Section 340B of the Public Health Service Act was enacted in 1992 to lower drug costs for certain safety net providers, including qualifying hospitals and health clinics funded with federal grants (Covered Entities) by requiring drug manufacturers to provide discounts to covered entities on certain outpatient drugs as a condition of the manufacturers’ participation in the Medicaid program. Over the course of the program’s history, 340B has saved billions in drug cost while providing free or discounted care to millions of low income patients who would otherwise be unable to receive these benefits. In 2015, HRSA estimated that total sales to 340B covered entities were $12 billion and discounts were $6 billion; however, when compared to the overall $457 billion U.S. drug market, the 340B program discounts amounted to only 1.3 percent of total sales; meanwhile, drug manufacturers spent over $27 billion on marketing and advertising alone. This was a wake-up call that a change was needed.
Future of 340B Program
With added covered entities, continued rise in drug costs, and public scrutiny, it is no surprise that the 340B program will be undergoing significant changes starting with the implementation of the final rule in 2019. Based on HRSA’s 2019 budget, the budget provides a total of $26 million for the 340B program, of which $10 million is a discretionary budget authority and $16 million is available through a new user fee on drug purchases by covered entities. Currently, the 340B statute does not require covered entities to track or report program savings or how they are used. However, this will most likely change in the near future as there have been several bills introduced in the House and Senate during 2018 that call for a greater reporting by 340B covered entities that supporters say would increase transparency in the program.

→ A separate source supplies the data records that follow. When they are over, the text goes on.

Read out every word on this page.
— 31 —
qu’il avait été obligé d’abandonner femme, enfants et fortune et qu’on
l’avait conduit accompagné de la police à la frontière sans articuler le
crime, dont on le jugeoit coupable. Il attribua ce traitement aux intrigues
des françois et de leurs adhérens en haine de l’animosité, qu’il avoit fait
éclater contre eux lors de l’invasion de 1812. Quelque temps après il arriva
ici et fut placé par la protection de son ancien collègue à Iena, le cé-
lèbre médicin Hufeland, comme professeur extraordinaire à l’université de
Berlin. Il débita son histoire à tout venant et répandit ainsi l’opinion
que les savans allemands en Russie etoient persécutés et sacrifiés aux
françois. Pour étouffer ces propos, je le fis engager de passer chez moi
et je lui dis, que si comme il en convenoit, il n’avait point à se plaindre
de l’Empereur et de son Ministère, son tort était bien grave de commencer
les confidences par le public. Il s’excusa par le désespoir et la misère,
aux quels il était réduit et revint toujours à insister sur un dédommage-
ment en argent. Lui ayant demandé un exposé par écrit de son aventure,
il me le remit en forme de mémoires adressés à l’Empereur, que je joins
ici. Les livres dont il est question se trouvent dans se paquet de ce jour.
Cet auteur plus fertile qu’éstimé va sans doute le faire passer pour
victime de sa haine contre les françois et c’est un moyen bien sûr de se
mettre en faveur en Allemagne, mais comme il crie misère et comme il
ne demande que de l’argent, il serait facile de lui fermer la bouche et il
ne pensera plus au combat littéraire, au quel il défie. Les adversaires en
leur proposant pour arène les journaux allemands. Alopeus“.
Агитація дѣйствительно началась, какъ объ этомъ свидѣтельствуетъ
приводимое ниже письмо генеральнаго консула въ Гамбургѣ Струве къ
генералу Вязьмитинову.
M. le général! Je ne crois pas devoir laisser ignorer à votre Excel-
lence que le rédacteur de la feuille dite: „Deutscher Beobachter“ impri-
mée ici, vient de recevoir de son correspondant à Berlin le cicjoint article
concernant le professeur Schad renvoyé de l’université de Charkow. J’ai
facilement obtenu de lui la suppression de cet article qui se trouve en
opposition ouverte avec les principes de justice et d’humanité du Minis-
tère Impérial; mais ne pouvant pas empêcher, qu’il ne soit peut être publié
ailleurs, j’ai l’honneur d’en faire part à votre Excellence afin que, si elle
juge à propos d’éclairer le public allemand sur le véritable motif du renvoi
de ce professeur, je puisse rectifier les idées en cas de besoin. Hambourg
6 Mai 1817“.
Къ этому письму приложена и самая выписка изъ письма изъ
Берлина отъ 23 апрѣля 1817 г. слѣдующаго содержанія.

Although 2018 is nearing the end, covered entities, drug manufacturers, and regulators will be faced with new challenges in the upcoming year when implementation of the final rule on ceiling prices of drug costs becomes a reality. Although the deadline is fast approaching, stakeholders in the 340B program had time to prepare as discussions about revamping the 26-year old statute began in early 2017. Drug manufacturers are first in line to adjust to the upcoming changes; however, although several bills only have been introduced in Congress, the current actions provide insight that regulators see the need for transparency from all sides — manufacturers, regulators, and covered entities — to ensure that all players receive fair representation in the 340B program and that drug pricing is fair and savings are used to benefit those most in need of assistance.